Nesse momento, optei pelos fatos. “Vai dar tudo certo, você vai ver” não me interessavam, embora jamais tenha deixado de apreciar a intenção carinhosa de quem falava esse tipo de coisa. Apenas eu não levava a sério, afinal, não sabia se realmente daria tudo certo. Sim, pode dar tudo certo. Mas pode dar tudo errado. Ja vi dar tudo errado com tanta gente, porquê não comigo?

Na quinta-feira, Médico me liga.

Era um adenocarcinoma. Um tumor maligno.

Um câncer.

Muito bem.

Eu tivera um câncer.

Não acredito em justiça. Acredito em aleatoriedade. E mesmo pelo senso de justiça: meu avô, a melhor pessoa que conheci, teve câncer. Então eu também poderia ter. Assim, não senti raiva. Não está errado. Não é injusto. É aleatório. Eu nasci com essa predisposição e, provavelmente, contribuí para ela. Poderia ter sido o vizinho, o padeiro ou o dono da fábrica de portões. Fui eu. Random.
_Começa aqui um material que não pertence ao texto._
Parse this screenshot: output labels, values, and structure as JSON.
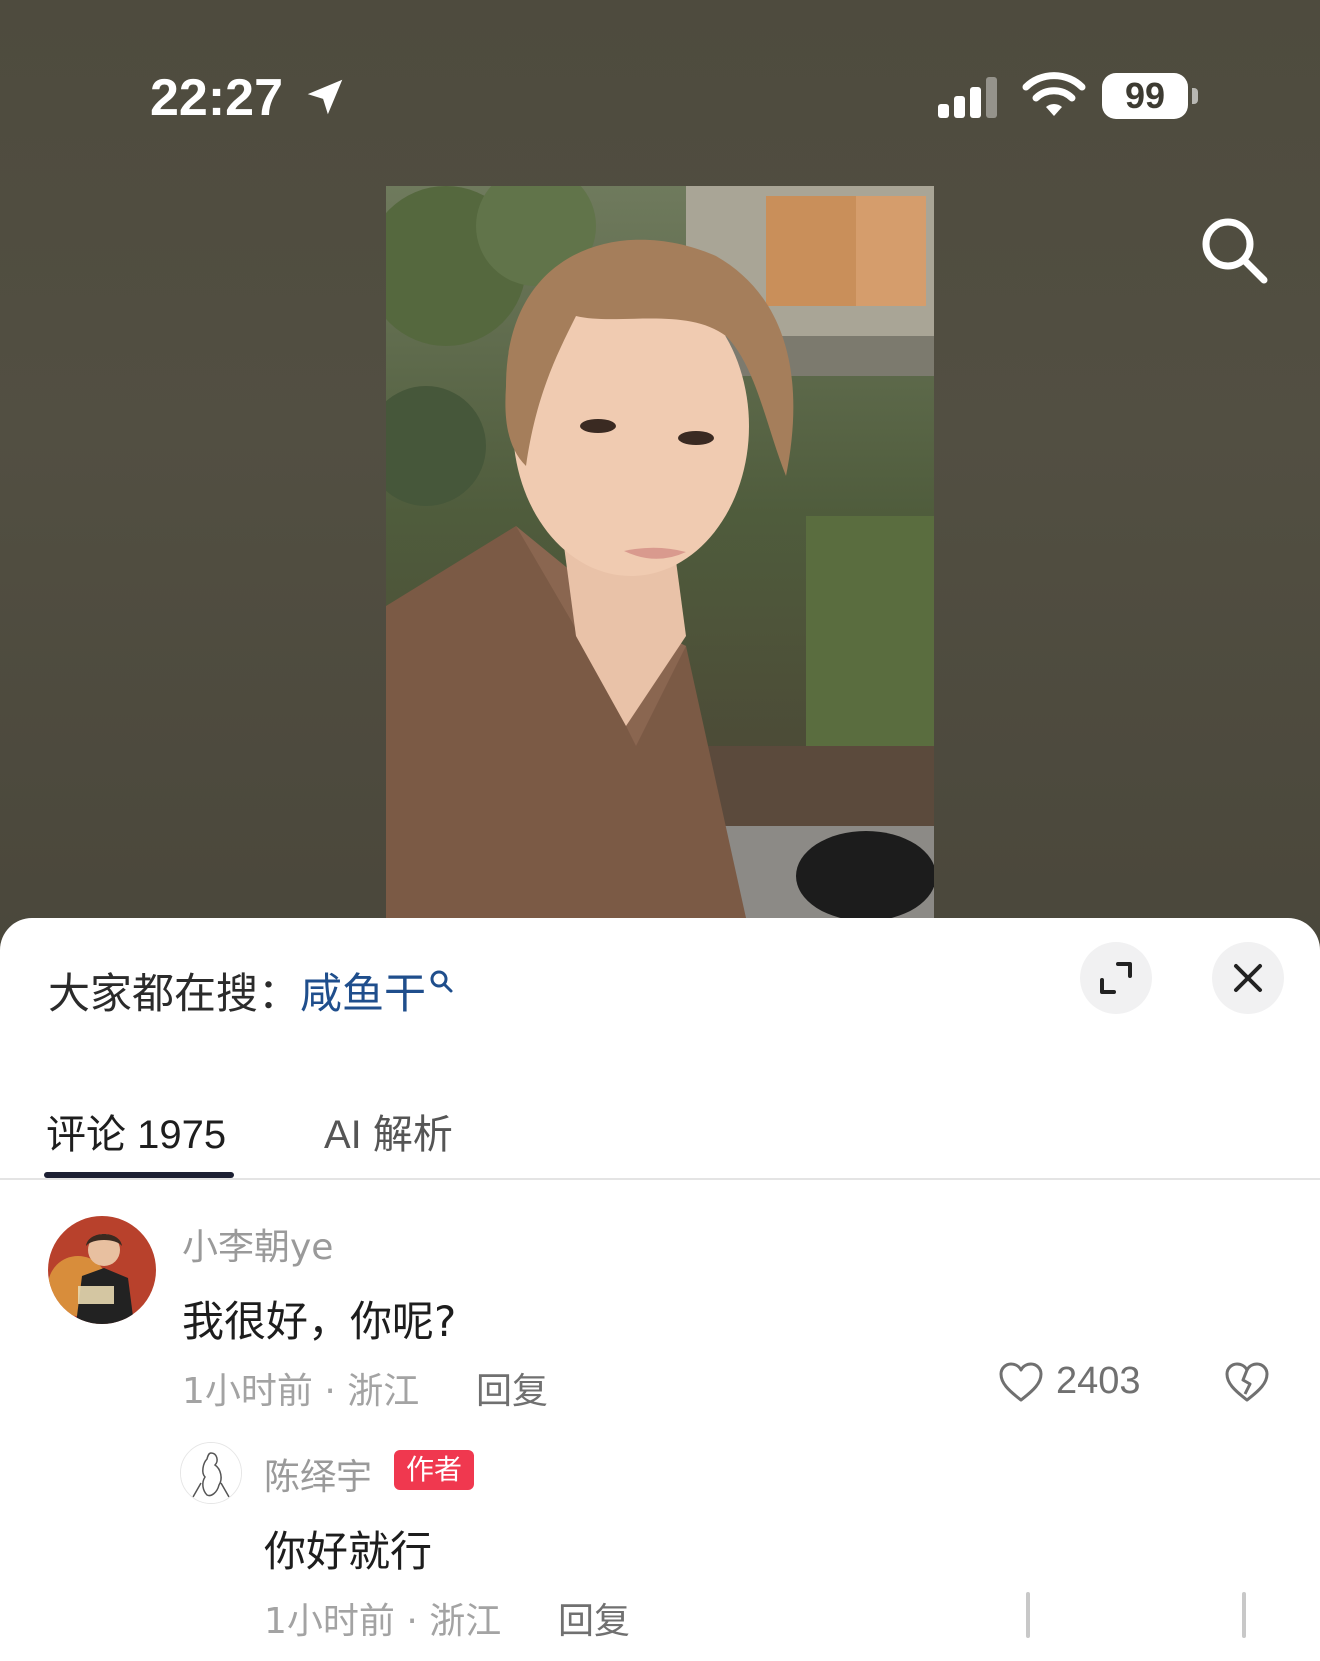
{
  "status_bar": {
    "time": "22:27",
    "battery": "99"
  },
  "search_suggest": {
    "prefix": "大家都在搜：",
    "keyword": "咸鱼干"
  },
  "tabs": [
    {
      "label": "评论 1975",
      "active": true
    },
    {
      "label": "AI 解析",
      "active": false
    }
  ],
  "comment": {
    "user": "小李朝ye",
    "text": "我很好，你呢?",
    "meta": "1小时前 · 浙江",
    "reply_label": "回复",
    "likes": "2403"
  },
  "reply": {
    "user": "陈绎宇",
    "badge": "作者",
    "text": "你好就行",
    "meta": "1小时前 · 浙江",
    "reply_label": "回复"
  },
  "colors": {
    "top_background": "#4e4b3e",
    "keyword": "#1f4e8c",
    "author_badge": "#f0384f",
    "tab_underline": "#1c2033"
  }
}
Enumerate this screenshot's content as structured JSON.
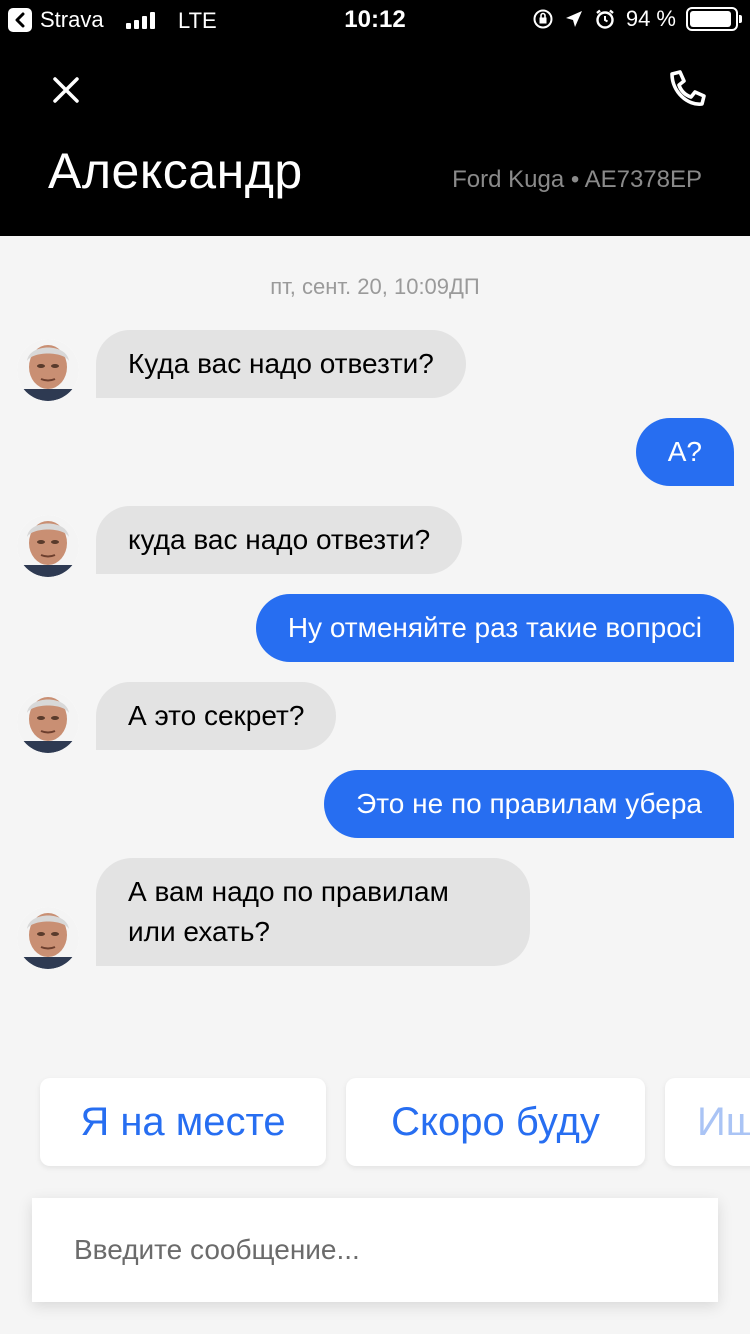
{
  "status_bar": {
    "back_app": "Strava",
    "network": "LTE",
    "time": "10:12",
    "battery": "94 %",
    "battery_level": 0.94
  },
  "header": {
    "driver_name": "Александр",
    "car": "Ford Kuga • AE7378EP"
  },
  "chat": {
    "timestamp": "пт, сент. 20, 10:09ДП",
    "messages": [
      {
        "from": "driver",
        "text": "Куда вас надо отвезти?"
      },
      {
        "from": "me",
        "text": "А?"
      },
      {
        "from": "driver",
        "text": "куда вас надо отвезти?"
      },
      {
        "from": "me",
        "text": "Ну отменяйте раз такие вопросі"
      },
      {
        "from": "driver",
        "text": "А это секрет?"
      },
      {
        "from": "me",
        "text": "Это не по правилам убера"
      },
      {
        "from": "driver",
        "text": "А вам надо по правилам или ехать?"
      }
    ]
  },
  "quick_replies": [
    "Я на месте",
    "Скоро буду",
    "Ищ"
  ],
  "composer": {
    "placeholder": "Введите сообщение..."
  },
  "colors": {
    "accent": "#276ef1",
    "incoming_bubble": "#e3e3e3",
    "header_bg": "#000000",
    "background": "#f5f5f5"
  }
}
Bolas de gude jogadas num chão liso.

Mesmo pensando dessa forma, a notícia é uma merda.

Muito bem.

Duas semanas se sucederam. Nós tínhamos que agir rápido, mas não havia a urgência da outra operação. A melhor alternativa era esperar um segundo resultado da biópsia, chamado “imuno histoquímico”, mais detalhado e preciso, mas também mais demorado. Médico foi viajar. Voltaria mais ou menos junto com o resultado, em 15 dias.

Esse tempo veio a calhar. Fui ouvir outras opiniões: um oncologista e dois cirurgiões em consultas, além de algumas pessoas próximas.
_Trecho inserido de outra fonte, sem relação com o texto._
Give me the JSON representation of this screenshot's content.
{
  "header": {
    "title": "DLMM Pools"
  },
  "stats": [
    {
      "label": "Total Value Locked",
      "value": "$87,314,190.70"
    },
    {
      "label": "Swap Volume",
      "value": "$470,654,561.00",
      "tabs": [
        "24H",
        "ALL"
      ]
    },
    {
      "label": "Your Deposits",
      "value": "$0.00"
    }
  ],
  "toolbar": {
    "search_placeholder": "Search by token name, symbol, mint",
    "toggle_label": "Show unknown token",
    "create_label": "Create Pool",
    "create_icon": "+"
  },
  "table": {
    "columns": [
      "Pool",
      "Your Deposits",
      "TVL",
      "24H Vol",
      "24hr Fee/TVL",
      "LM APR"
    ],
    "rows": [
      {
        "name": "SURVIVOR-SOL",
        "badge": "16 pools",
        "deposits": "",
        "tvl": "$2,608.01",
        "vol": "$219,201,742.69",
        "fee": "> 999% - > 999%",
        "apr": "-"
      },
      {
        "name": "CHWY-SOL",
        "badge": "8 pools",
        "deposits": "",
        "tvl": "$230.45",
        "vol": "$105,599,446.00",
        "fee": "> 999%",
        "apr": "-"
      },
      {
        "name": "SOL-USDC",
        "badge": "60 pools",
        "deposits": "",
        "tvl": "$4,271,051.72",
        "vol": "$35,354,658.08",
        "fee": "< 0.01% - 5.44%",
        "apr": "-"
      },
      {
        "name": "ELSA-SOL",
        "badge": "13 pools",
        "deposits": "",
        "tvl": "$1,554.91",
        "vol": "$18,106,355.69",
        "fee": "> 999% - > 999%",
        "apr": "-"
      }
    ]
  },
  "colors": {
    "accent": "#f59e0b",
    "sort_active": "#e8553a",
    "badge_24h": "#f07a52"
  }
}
Diante da crise você se depara com a humanidade das pessoas. Quando pede uma consulta de um médico, geralmente não é fácil para o período em que você precisa, principalmente se não é paciente costumeiro. “A doutora só tem vaga no mês que vem”. Eu não poderia esperar isso. Mas quando você explica o que está acontecendo, muda-se o tom. “Ah, então venha que nós encaixamos”.

Veja: são pessoas que não te conhecem e controlam a agenda de cirurgiões oncológicos, habituadas com esse tipo de situação. Mas a compaixão é muito forte, talvez ainda mais do que a das pessoas que não convivem. Talvez nós sentíssemos pena. Eles, compaixão. Ou ao menos foi essa a minha impressão.

Uma outra coisa deliciosa que me aconteceu foi ver uma reaproximação do, digamos, círculo mais íntimo de familiares e amigos. São pessoas que eu sempre amara e que eu sei que sempre me amaram. Por isso, nunca ficara muito aflito em dizer isso. Mas diante do que aconteceu, nós passamos a lembrar de dizer “eu te amo”. Até porque parece que se perdeu a sensação de que sempre poderíamos deixar isso para outro dia.

E aí é até interessante, porque é obvio que a iminente possibilidade de morrer, ainda que remota, cerca todas as pessoas em todos os momentos. Mas passar de uma dor de barriga para um câncer em alguns dias te lembra dessa iminência com muito mais clareza.

O lado ruim é que também há as pessoas de quem você esperava tanto, mas se mostram desinteressadas. Nenhuma visita. Nenhum telefonema. Nenhuma mensagem no Facebook. “Emir, tá tudo bem?” Nenhuma menção de amigo em comum. “Emir, falei com Amigo e ele não pôde vir, mas te mandou um abraço”. Nada.

Mas fique tranquilo, caro leitor. Não deve ter sido você.

Muito bem.

Dezenas de coisas foram consideradas durante esses 15 dias. Entendi esse câncer muito melhor a partir dessas três consultas. Também pesquisei, li, busquei opinião de amigos, enfim.

Questionei, obviamente, se todos esses médicos indicavam a cirurgia porque viviam disso. Tudo, afinal, indicava que as maiores chances eram de que já não houvesse células cancerosas no meu organismo. Mas compreendi que, de acordo com a literatura, que analisava praticamente todos os casos semelhantes que aconteceram no mundo inteiro por muito tempo, os que tiveram mais sucesso foram os que fizeram essa operação.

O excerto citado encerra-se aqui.